Особенно характерно ее поведение в разиновщину. Казачья голытьба с яростью и ожесточением поддержала, как родное дело, восстание Степана Разина. Домовитое казачество было явно на стороне боярской Москвы. Когда разбитый московскими стрельцами Разин бежал на Дон, войсковой атаман Яковлев поймал «мятежника» и выдал его Москве.
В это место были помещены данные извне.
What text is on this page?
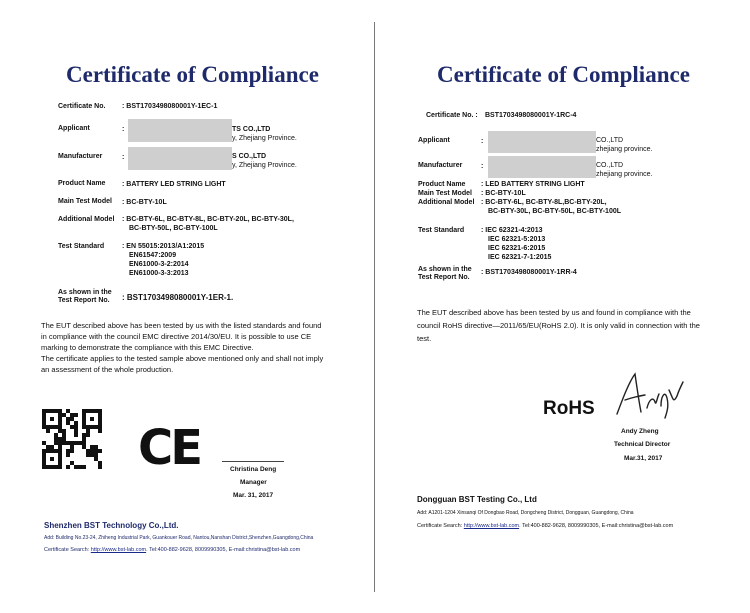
Certificate of Compliance
Certificate No. : BST1703498080001Y-1EC-1
Applicant	:	TS CO.,LTD
y, Zhejiang Province.
Manufacturer	:	S CO.,LTD
y, Zhejiang Province.
Product Name : BATTERY LED STRING LIGHT
Main Test Model : BC-BTY-10L
Additional Model : BC-BTY-6L, BC-BTY-8L, BC-BTY-20L, BC-BTY-30L,
BC-BTY-50L, BC-BTY-100L
Test Standard	: EN 55015:2013/A1:2015
EN61547:2009
EN61000-3-2:2014
EN61000-3-3:2013
As shown in the
Test Report No. : BST1703498080001Y-1ER-1.
The EUT described above has been tested by us with the listed standards and found
in compliance with the council EMC directive 2014/30/EU. It is possible to use CE
marking to demonstrate the compliance with this EMC Directive.
The certificate applies to the tested sample above mentioned only and shall not imply
an assessment of the whole production.
CE	Christina Deng
Manager
Mar. 31, 2017
Shenzhen BST Technology Co.,Ltd.
Add: Building No.23-24, Zhiheng Industrial Park, Guankouer Road, Nantou,Nanshan District,Shenzhen,Guangdong,China
Certificate Search: http://www.bst-lab.com. Tel:400-882-9628, 8009990305, E-mail:christina@bst-lab.com
Certificate of Compliance
Certificate No. : BST1703498080001Y-1RC-4
Applicant	:	CO.,LTD
zhejiang province.
Manufacturer	:	CO.,LTD
zhejiang province.
Product Name : LED BATTERY STRING LIGHT
Main Test Model : BC-BTY-10L
Additional Model : BC-BTY-6L, BC-BTY-8L,BC-BTY-20L,
BC-BTY-30L, BC-BTY-50L, BC-BTY-100L
Test Standard : IEC 62321-4:2013
IEC 62321-5:2013
IEC 62321-6:2015
IEC 62321-7-1:2015
As shown in the
Test Report No.
: BST1703498080001Y-1RR-4
The EUT described above has been tested by us and found in compliance with the
council RoHS directive—2011/65/EU(RoHS 2.0). It is only valid in connection with the
test.
RoHS
Andy Zheng
Technical Director
Mar.31, 2017
Dongguan BST Testing Co., Ltd
Add: A1201-1204 Xinsanqi Of Dongbao Road, Dongcheng District, Dongguan, Guangdong, China
Certificate Search: http://www.bst-lab.com. Tel:400-882-9628, 8009990305, E-mail:christina@bst-lab.com
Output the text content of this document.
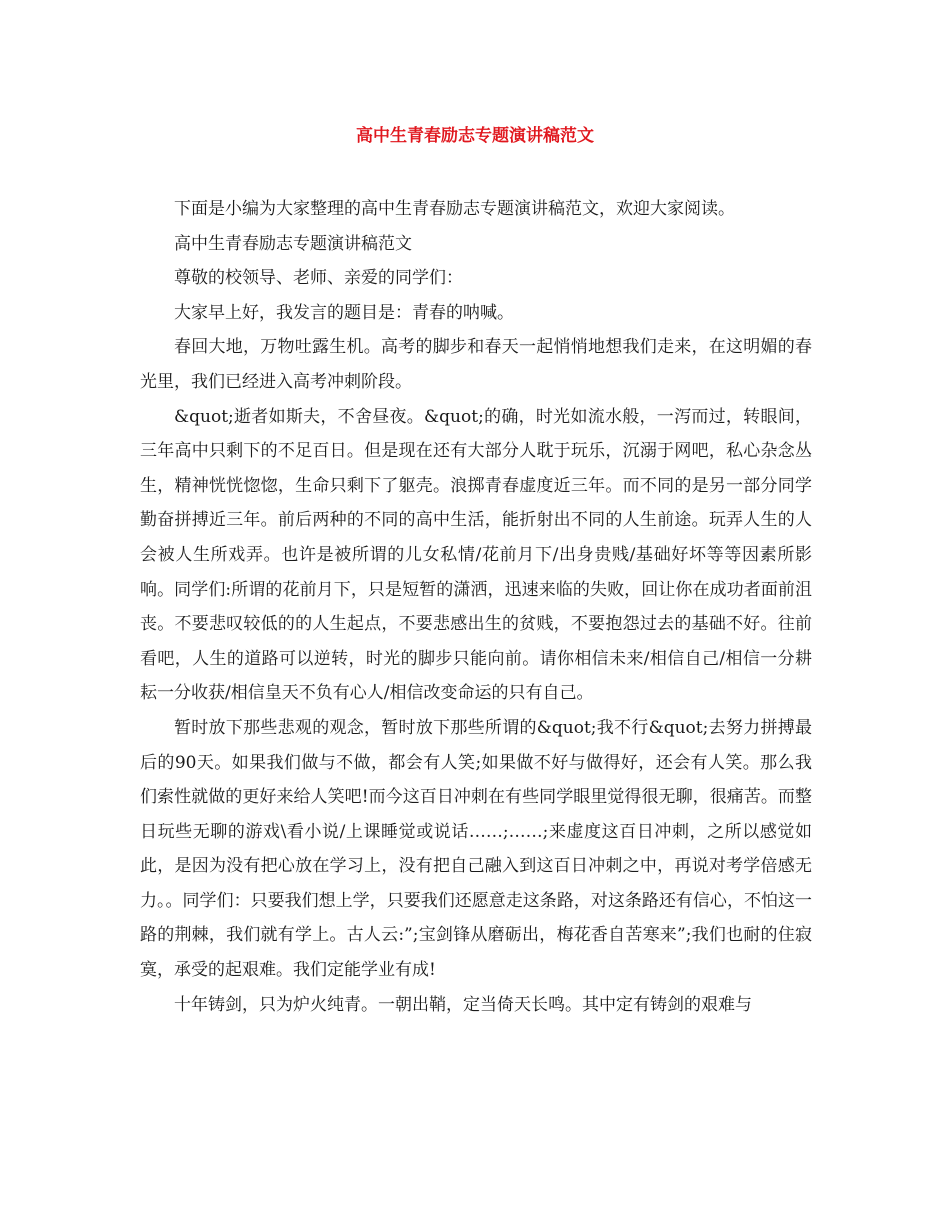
高中生青春励志专题演讲稿范文

下面是小编为大家整理的高中生青春励志专题演讲稿范文，欢迎大家阅读。

高中生青春励志专题演讲稿范文

尊敬的校领导、老师、亲爱的同学们：

大家早上好，我发言的题目是：青春的呐喊。

春回大地，万物吐露生机。高考的脚步和春天一起悄悄地想我们走来，在这明媚的春光里，我们已经进入高考冲刺阶段。

&quot;逝者如斯夫，不舍昼夜。&quot;的确，时光如流水般，一泻而过，转眼间，三年高中只剩下的不足百日。但是现在还有大部分人耽于玩乐，沉溺于网吧，私心杂念丛生，精神恍恍惚惚，生命只剩下了躯壳。浪掷青春虚度近三年。而不同的是另一部分同学勤奋拼搏近三年。前后两种的不同的高中生活，能折射出不同的人生前途。玩弄人生的人会被人生所戏弄。也许是被所谓的儿女私情/花前月下/出身贵贱/基础好坏等等因素所影响。同学们:所谓的花前月下，只是短暂的潇洒，迅速来临的失败，回让你在成功者面前沮丧。不要悲叹较低的的人生起点，不要悲感出生的贫贱，不要抱怨过去的基础不好。往前看吧，人生的道路可以逆转，时光的脚步只能向前。请你相信未来/相信自己/相信一分耕耘一分收获/相信皇天不负有心人/相信改变命运的只有自己。

暂时放下那些悲观的观念，暂时放下那些所谓的&quot;我不行&quot;去努力拼搏最后的90天。如果我们做与不做，都会有人笑;如果做不好与做得好，还会有人笑。那么我们索性就做的更好来给人笑吧!而今这百日冲刺在有些同学眼里觉得很无聊，很痛苦。而整日玩些无聊的游戏\看小说/上课睡觉或说话……;……;来虚度这百日冲刺，之所以感觉如此，是因为没有把心放在学习上，没有把自己融入到这百日冲刺之中，再说对考学倍感无力。。同学们：只要我们想上学，只要我们还愿意走这条路，对这条路还有信心，不怕这一路的荆棘，我们就有学上。古人云:”;宝剑锋从磨砺出，梅花香自苦寒来”;我们也耐的住寂寞，承受的起艰难。我们定能学业有成!

十年铸剑，只为炉火纯青。一朝出鞘，定当倚天长鸣。其中定有铸剑的艰难与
Домовитое казачество предпочитало оставаться на местах, с тревогой присматриваясь к участию в «мятежах» казацкой бедноты, а в нужный момент, как в данном случае, приступало к прямому действию.

Постепенное уничтожение казачьих «вольностей», произведенное московским государством на Дону, на Яике, на Тереке и в Сибири, начиная с конца XVII столетия, в ряде других причин в значительной мере было вызвано этим бунтарским поведением бедноты.

Казаки, выходцы с Дона, завоевавшие и колонизовавшие Сибирь, — в числе их были предки Сурикова, — подверглись той же участи. Московское государство было уже. достаточно сильно, чтобы вслед за казаками в Сибири появились московские воеводы, ввели московские административные порядки и обратили «вольных» казаков в служилых людей. Завоеватели и колонизаторы превратились в пограничников, обязанных отбывать сторожевую службу против «инородцев» и «неверных».

Не помогли и казачьи бунты против воевод, вроде того, какой произошел в Красноярске в 1695–1698 годах и в котором участвовали предки Сурикова — Илья и Петр. Московское самодержавие наседало, подготовляя окончательную ликвидацию всякой казачьей «независимости».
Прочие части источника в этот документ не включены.